I've run into something strange:

["1", "3", "5"].map(parseInt) returns [1, NaN, NaN], but ["1", "3", "5"].map(function(str){ return parseInt(str);}) returns the expected [1, 3, 5].

Why?

I've only tested this in Google Chrome 7.


Edit: Thanks for all the answers. Now I know what happens. With the help of the explanations below I figured out this would work:

parseInt2 = function(str){ return parseInt(str) }
["1", "3", "5"].map(parseInt2);

This results in the expected [1, 3, 5] array. All these extra params (i.e. index in map) is not always good, it seems.

+3  A: 

The callback of Array.map can receive up to three arguments: the value of the element, the index of the element, and the Array object being traversed.
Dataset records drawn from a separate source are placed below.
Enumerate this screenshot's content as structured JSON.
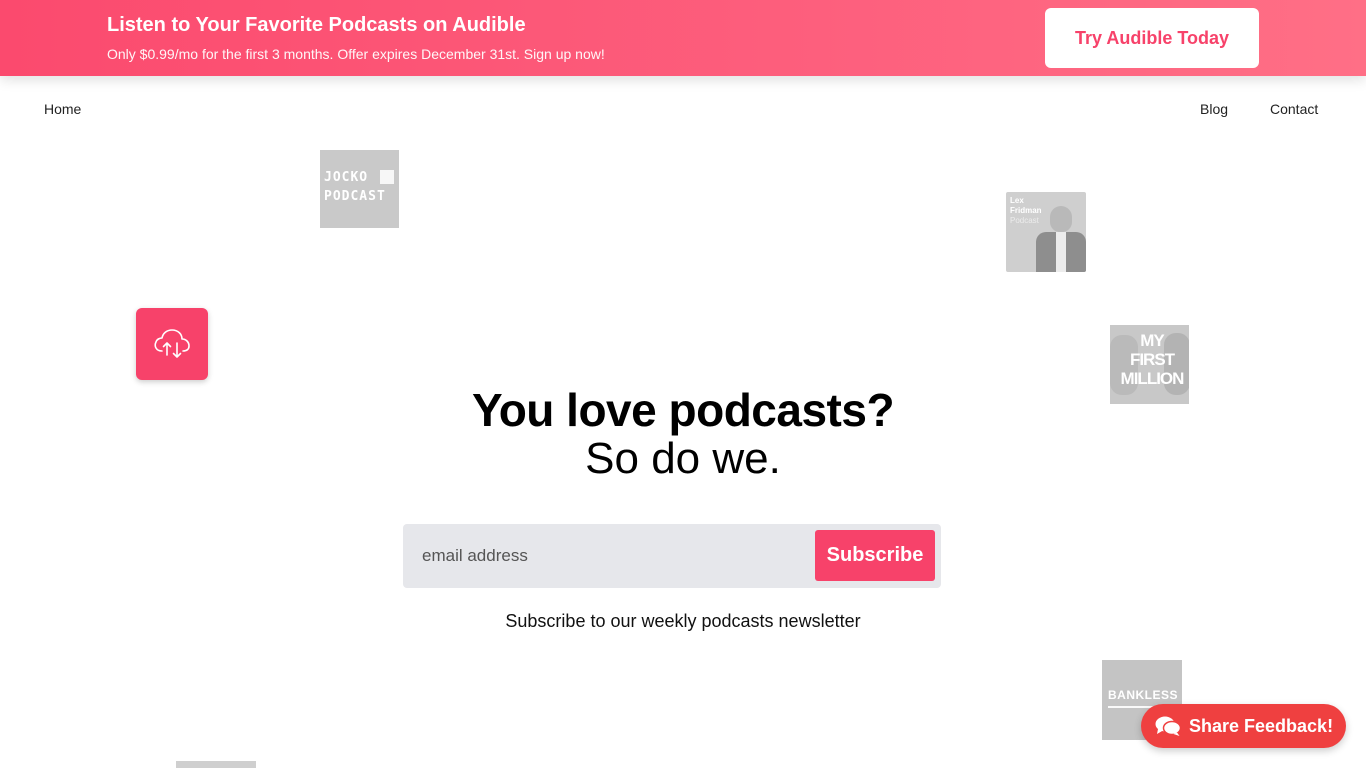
{
  "promo": {
    "title": "Listen to Your Favorite Podcasts on Audible",
    "subtitle": "Only $0.99/mo for the first 3 months. Offer expires December 31st. Sign up now!",
    "cta_label": "Try Audible Today"
  },
  "nav": {
    "home": "Home",
    "blog": "Blog",
    "contact": "Contact"
  },
  "podcast_tiles": {
    "jocko": {
      "line1": "JOCKO",
      "line2": "PODCAST"
    },
    "lex": {
      "line1": "Lex",
      "line2": "Fridman",
      "line3": "Podcast"
    },
    "mfm": {
      "line1": "MY",
      "line2": "FIRST",
      "line3": "MILLION"
    },
    "bankless": {
      "label": "BANKLESS"
    }
  },
  "hero": {
    "title": "You love podcasts?",
    "subtitle": "So do we."
  },
  "signup": {
    "email_placeholder": "email address",
    "email_value": "",
    "subscribe_label": "Subscribe",
    "caption": "Subscribe to our weekly podcasts newsletter"
  },
  "feedback": {
    "label": "Share Feedback!"
  },
  "colors": {
    "brand": "#f7426a",
    "feedback": "#ef4040",
    "input_bg": "#e6e7eb"
  },
  "icons": {
    "app_icon": "cloud-sync-icon",
    "feedback_icon": "chat-bubbles-icon"
  }
}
Therefore parseInt() is being passed the second argument, the radix argument. The radix of 0, 1, and 2 is producing the unexpected results:

["1", "3", "5"].map(function (a, b) {
   console.log(a + ', ' + b);
   console.log(parseInt(a, b));
});

Returns:

1, 0
1

3, 1
NaN

5, 2
NaN
Daniel Vassallo
Nice explanation! Yep, that's it.
Johan Jonasson
+7  A: 

http://stackoverflow.com/questions/262427/javscript-array-map-and-parseint

Fabrizio Calderan
wow, 6 upvotes just for pointing at someone else's question?!